Eric had never heard of the boy before. He felt that he would like to find out about him, and wondered whom he should ask. Kent would probably know. Kent knew almost everybody in Chapel Bridge. When they were out driving people often touched their hats or nodded: Good morning, Mr. Kent, who never took any notice of Grandad at all. Mother said that this was simply deliberate Socialistic rudeness. But it couldn't be stopped. It wasn't Kent's fault.

That last spring of the War, in the Easter holidays, Maurice had said laughingly one day: "Suppose we join up, Eric?"
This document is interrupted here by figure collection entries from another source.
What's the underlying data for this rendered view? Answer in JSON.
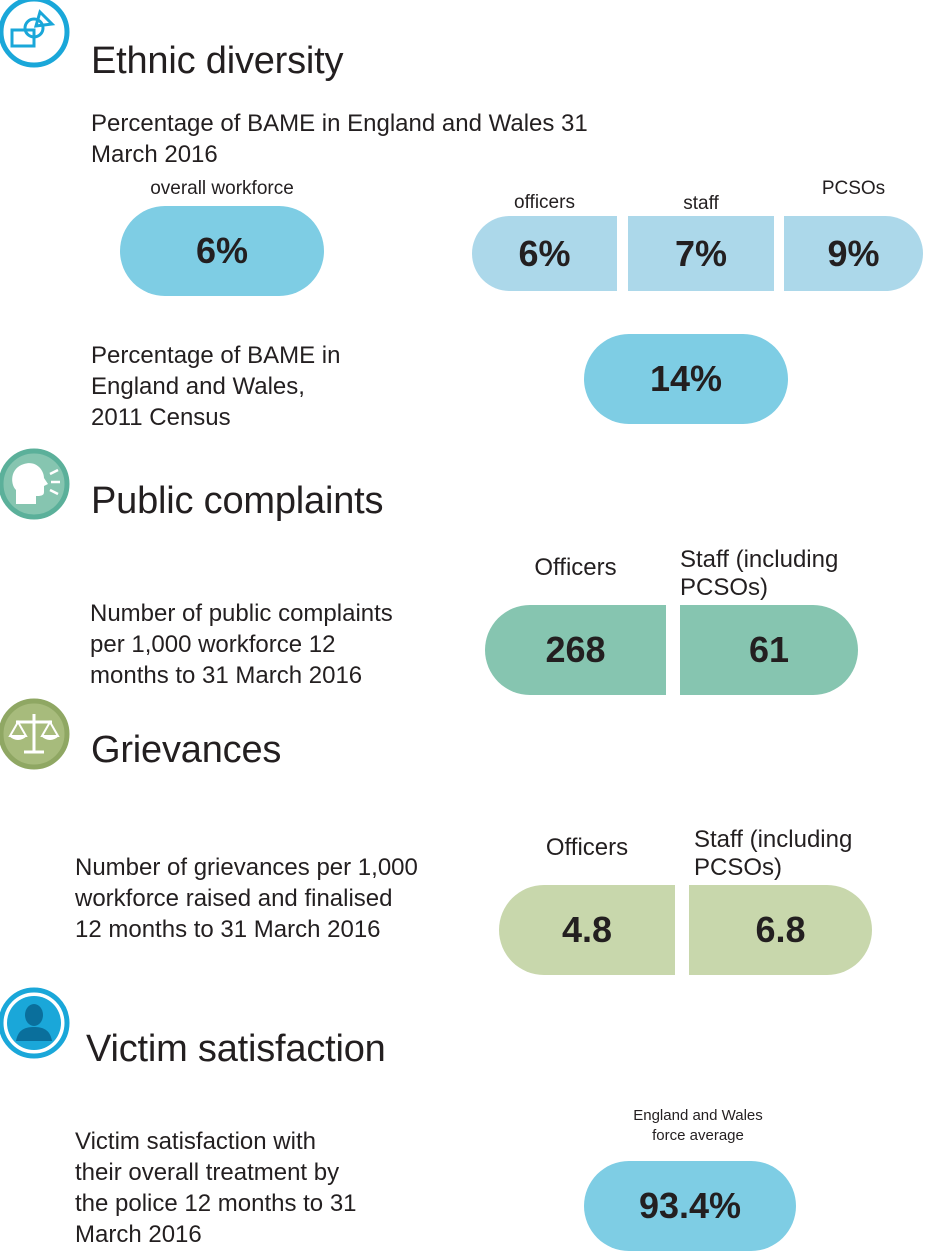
{
  "ethnic": {
    "heading": "Ethnic diversity",
    "desc_line1": "Percentage of BAME in England and Wales 31",
    "desc_line2": "March 2016",
    "overall_label": "overall workforce",
    "overall_value": "6%",
    "officers_label": "officers",
    "officers_value": "6%",
    "staff_label": "staff",
    "staff_value": "7%",
    "pcsos_label": "PCSOs",
    "pcsos_value": "9%",
    "census_line1": "Percentage of BAME in",
    "census_line2": "England and Wales,",
    "census_line3": "2011 Census",
    "census_value": "14%",
    "icon": "diversity-shapes-icon",
    "color": "#7ecde4"
  },
  "complaints": {
    "heading": "Public complaints",
    "desc_line1": "Number of public complaints",
    "desc_line2": "per 1,000 workforce 12",
    "desc_line3": "months to 31 March 2016",
    "officers_label": "Officers",
    "officers_value": "268",
    "staff_label_line1": "Staff (including",
    "staff_label_line2": "PCSOs)",
    "staff_value": "61",
    "icon": "speaking-head-icon",
    "color": "#86c5b0"
  },
  "grievances": {
    "heading": "Grievances",
    "desc_line1": "Number of grievances per 1,000",
    "desc_line2": "workforce raised and finalised",
    "desc_line3": "12 months to 31 March 2016",
    "officers_label": "Officers",
    "officers_value": "4.8",
    "staff_label_line1": "Staff (including",
    "staff_label_line2": "PCSOs)",
    "staff_value": "6.8",
    "icon": "scales-icon",
    "color": "#c8d7ac"
  },
  "victim": {
    "heading": "Victim satisfaction",
    "desc_line1": "Victim satisfaction with",
    "desc_line2": "their overall treatment by",
    "desc_line3": "the police 12 months to 31",
    "desc_line4": "March 2016",
    "avg_label_line1": "England and Wales",
    "avg_label_line2": "force average",
    "avg_value": "93.4%",
    "icon": "person-icon",
    "color": "#7ecde4"
  }
}
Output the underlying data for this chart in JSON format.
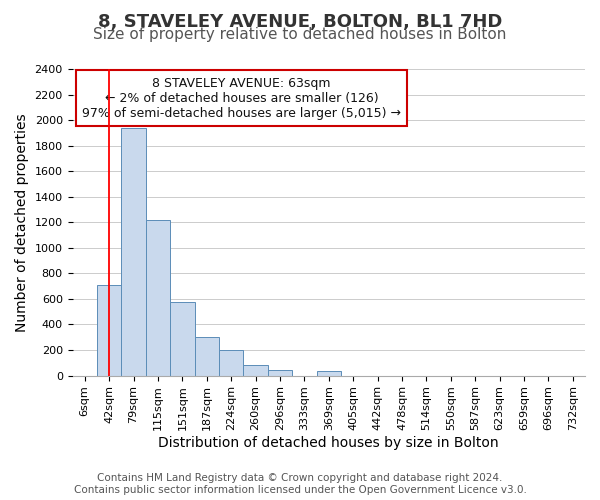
{
  "title": "8, STAVELEY AVENUE, BOLTON, BL1 7HD",
  "subtitle": "Size of property relative to detached houses in Bolton",
  "xlabel": "Distribution of detached houses by size in Bolton",
  "ylabel": "Number of detached properties",
  "bin_labels": [
    "6sqm",
    "42sqm",
    "79sqm",
    "115sqm",
    "151sqm",
    "187sqm",
    "224sqm",
    "260sqm",
    "296sqm",
    "333sqm",
    "369sqm",
    "405sqm",
    "442sqm",
    "478sqm",
    "514sqm",
    "550sqm",
    "587sqm",
    "623sqm",
    "659sqm",
    "696sqm",
    "732sqm"
  ],
  "bar_values": [
    0,
    710,
    1940,
    1220,
    580,
    300,
    200,
    80,
    45,
    0,
    35,
    0,
    0,
    0,
    0,
    0,
    0,
    0,
    0,
    0,
    0
  ],
  "bar_color": "#c9d9ed",
  "bar_edge_color": "#5b8db8",
  "ylim": [
    0,
    2400
  ],
  "yticks": [
    0,
    200,
    400,
    600,
    800,
    1000,
    1200,
    1400,
    1600,
    1800,
    2000,
    2200,
    2400
  ],
  "red_line_x": 1,
  "annotation_text_line1": "8 STAVELEY AVENUE: 63sqm",
  "annotation_text_line2": "← 2% of detached houses are smaller (126)",
  "annotation_text_line3": "97% of semi-detached houses are larger (5,015) →",
  "annotation_box_color": "#ffffff",
  "annotation_box_edge_color": "#cc0000",
  "footer_line1": "Contains HM Land Registry data © Crown copyright and database right 2024.",
  "footer_line2": "Contains public sector information licensed under the Open Government Licence v3.0.",
  "bg_color": "#ffffff",
  "grid_color": "#cccccc",
  "title_fontsize": 13,
  "subtitle_fontsize": 11,
  "axis_label_fontsize": 10,
  "tick_fontsize": 8,
  "annotation_fontsize": 9,
  "footer_fontsize": 7.5
}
They had been alone together at the time, and though Maurice had laughed, he'd meant what he said, so Eric thought. Maurice had a way of half-jokingly suggesting doing a thing and then, if anyone agreed or dared him to do it, doing it at once—with so much decision that you felt he'd been meaning to, all the time. Only last spring, they'd been up in his bedroom one day and Gerald Ramsbotham had started talking about heights. Gerald said the bedroom was thirty feet from the ground. Maurice said: "No, not nearly that." Gerald said: "Anyhow, I bet you wouldn't like to jump out." "Do you," said Maurice, smiling. "How much?" Gerald said sixpence and Tommy said ninepence. Maurice had climbed out on to

the sill and jumped. He landed in a flower-bed, the only one in the garden, and lay there shouting to them to chuck him down the money. His ankle was twisted a bit, but nothing serious.
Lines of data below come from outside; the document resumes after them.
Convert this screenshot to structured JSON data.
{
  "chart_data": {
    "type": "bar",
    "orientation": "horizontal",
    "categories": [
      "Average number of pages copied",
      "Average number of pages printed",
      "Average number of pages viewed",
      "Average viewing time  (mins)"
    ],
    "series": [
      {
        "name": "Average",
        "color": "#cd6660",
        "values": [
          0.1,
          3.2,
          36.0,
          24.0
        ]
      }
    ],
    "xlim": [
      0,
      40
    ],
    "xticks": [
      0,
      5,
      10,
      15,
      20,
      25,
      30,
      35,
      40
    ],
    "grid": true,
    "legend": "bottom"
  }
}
Those words of Maurice's had thrown Eric into a fever of doubts and hesitations for the rest of the holidays. Almost every day he was on the point of going to Maurice and saying: "Come along. I'm ready." Every night he lay awake for hours think­ing about it, screwing himself up. At night, in the darkness, he was brave. The adventure seemed possible, almost easy. He saw it before him in the blackness, lived through it in all its stages. They would have been passed, almost certainly. They were tall for their age at fifteen, and at that time, with the German Push going forward, they couldn't afford to be particular whom they took. Eric saw their life together in the training-camp, watched himself and Maurice drilling, being taught how to fight with bayonets, embarking on the troop­ship, cheering from French trains—Are we down­hearted?—arriving in billets, going up along miles of communication trenches to the front line, wait­ing for the zero hour at dawn, in thin rain. He weighed, tasted every experience, every hardship —decided that, with Maurice, he could face them all.
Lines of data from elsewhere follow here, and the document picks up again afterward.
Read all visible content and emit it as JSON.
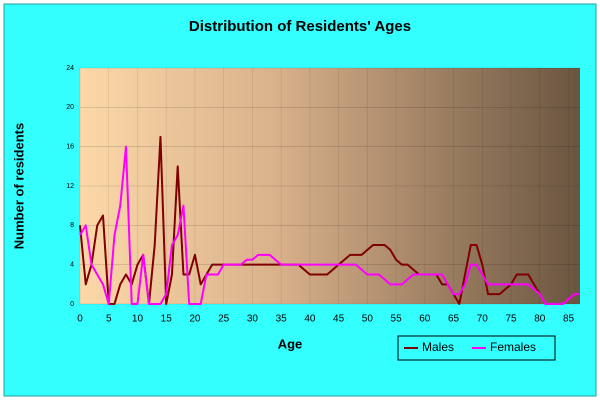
{
  "chart_data": {
    "type": "line",
    "title": "Distribution of Residents' Ages",
    "x_label": "Age",
    "y_label": "Number of residents",
    "x": [
      0,
      1,
      2,
      3,
      4,
      5,
      6,
      7,
      8,
      9,
      10,
      11,
      12,
      13,
      14,
      15,
      16,
      17,
      18,
      19,
      20,
      21,
      22,
      23,
      24,
      25,
      26,
      27,
      28,
      29,
      30,
      31,
      32,
      33,
      34,
      35,
      36,
      37,
      38,
      39,
      40,
      41,
      42,
      43,
      44,
      45,
      46,
      47,
      48,
      49,
      50,
      51,
      52,
      53,
      54,
      55,
      56,
      57,
      58,
      59,
      60,
      61,
      62,
      63,
      64,
      65,
      66,
      67,
      68,
      69,
      70,
      71,
      72,
      73,
      74,
      75,
      76,
      77,
      78,
      79,
      80,
      81,
      82,
      83,
      84,
      85,
      86,
      87
    ],
    "series": [
      {
        "name": "Males",
        "color": "#800000",
        "values": [
          8,
          2,
          4,
          8,
          9,
          0,
          0,
          2,
          3,
          2,
          4,
          5,
          0,
          6,
          17,
          0,
          3,
          14,
          3,
          3,
          5,
          2,
          3,
          4,
          4,
          4,
          4,
          4,
          4,
          4,
          4,
          4,
          4,
          4,
          4,
          4,
          4,
          4,
          4,
          3.5,
          3,
          3,
          3,
          3,
          3.5,
          4,
          4.5,
          5,
          5,
          5,
          5.5,
          6,
          6,
          6,
          5.5,
          4.5,
          4,
          4,
          3.5,
          3,
          3,
          3,
          3,
          2,
          2,
          1,
          0,
          3,
          6,
          6,
          4,
          1,
          1,
          1,
          1.5,
          2,
          3,
          3,
          3,
          2,
          1,
          0,
          0,
          0,
          0,
          0.5,
          1,
          1
        ]
      },
      {
        "name": "Females",
        "color": "#ff00ff",
        "values": [
          7,
          8,
          4,
          3,
          2,
          0,
          7,
          10,
          16,
          0,
          0,
          5,
          0,
          0,
          0,
          1,
          6,
          7,
          10,
          0,
          0,
          0,
          3,
          3,
          3,
          4,
          4,
          4,
          4,
          4.5,
          4.5,
          5,
          5,
          5,
          4.5,
          4,
          4,
          4,
          4,
          4,
          4,
          4,
          4,
          4,
          4,
          4,
          4,
          4,
          4,
          3.5,
          3,
          3,
          3,
          2.5,
          2,
          2,
          2,
          2.5,
          3,
          3,
          3,
          3,
          3,
          3,
          2,
          1,
          1,
          2,
          4,
          4,
          3,
          2,
          2,
          2,
          2,
          2,
          2,
          2,
          2,
          1.5,
          1,
          0,
          0,
          0,
          0,
          0.5,
          1,
          1
        ]
      }
    ],
    "xlim": [
      0,
      87
    ],
    "xticks": [
      0,
      5,
      10,
      15,
      20,
      25,
      30,
      35,
      40,
      45,
      50,
      55,
      60,
      65,
      70,
      75,
      80,
      85
    ],
    "ylim": [
      0,
      24
    ],
    "yticks": [
      0,
      4,
      8,
      12,
      16,
      20,
      24
    ],
    "grid": true,
    "legend": "bottom-right"
  }
}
It hadn't been a mere day-dream, either. Again and again he'd all but asked the question. And of course Maurice would have come. The truth

was, he'd been held back by pure fear—nothing else. Yes, I'm a coward all right, Eric thought.

But suppose he had known then of someone else—of his own age—who'd done the same thing. This boy, for instance. That example might just have turned the balance. And so, one night, they'd have run away, caught an early morning train into Manchester, leaving notes in their bedrooms. And, as a matter of fact, the War would have been practi­cally over before they got out to the Front at all. And now they'd be war heroes, old soldiers, as good as grown-up men, respected by everybody. Or their names might be written with his father's on the Cross. Eric preferred to think of that. No, not Maurice's name. His own, only. He had saved Maurice's life. They got him back to the base hospital, fatally wounded. He felt no pain. Maurice came and knelt by his bed. Oh, Eric, why did you do it? I don't deserve it. But Eric smiled and said: I'm glad I did it, Maurice. You mustn't cry like that. You must try to make things easier for my mother. Maurice was standing today beside Aunt Mary and Anne at the Cross. Maurice wore a black band round his arm. They talked of Eric. Maurice said: We shall never forget him. Never. What bloody trash, cried Eric to himself, pouncing suddenly upon the day-dream, kicking it savagely, smashing it to atoms.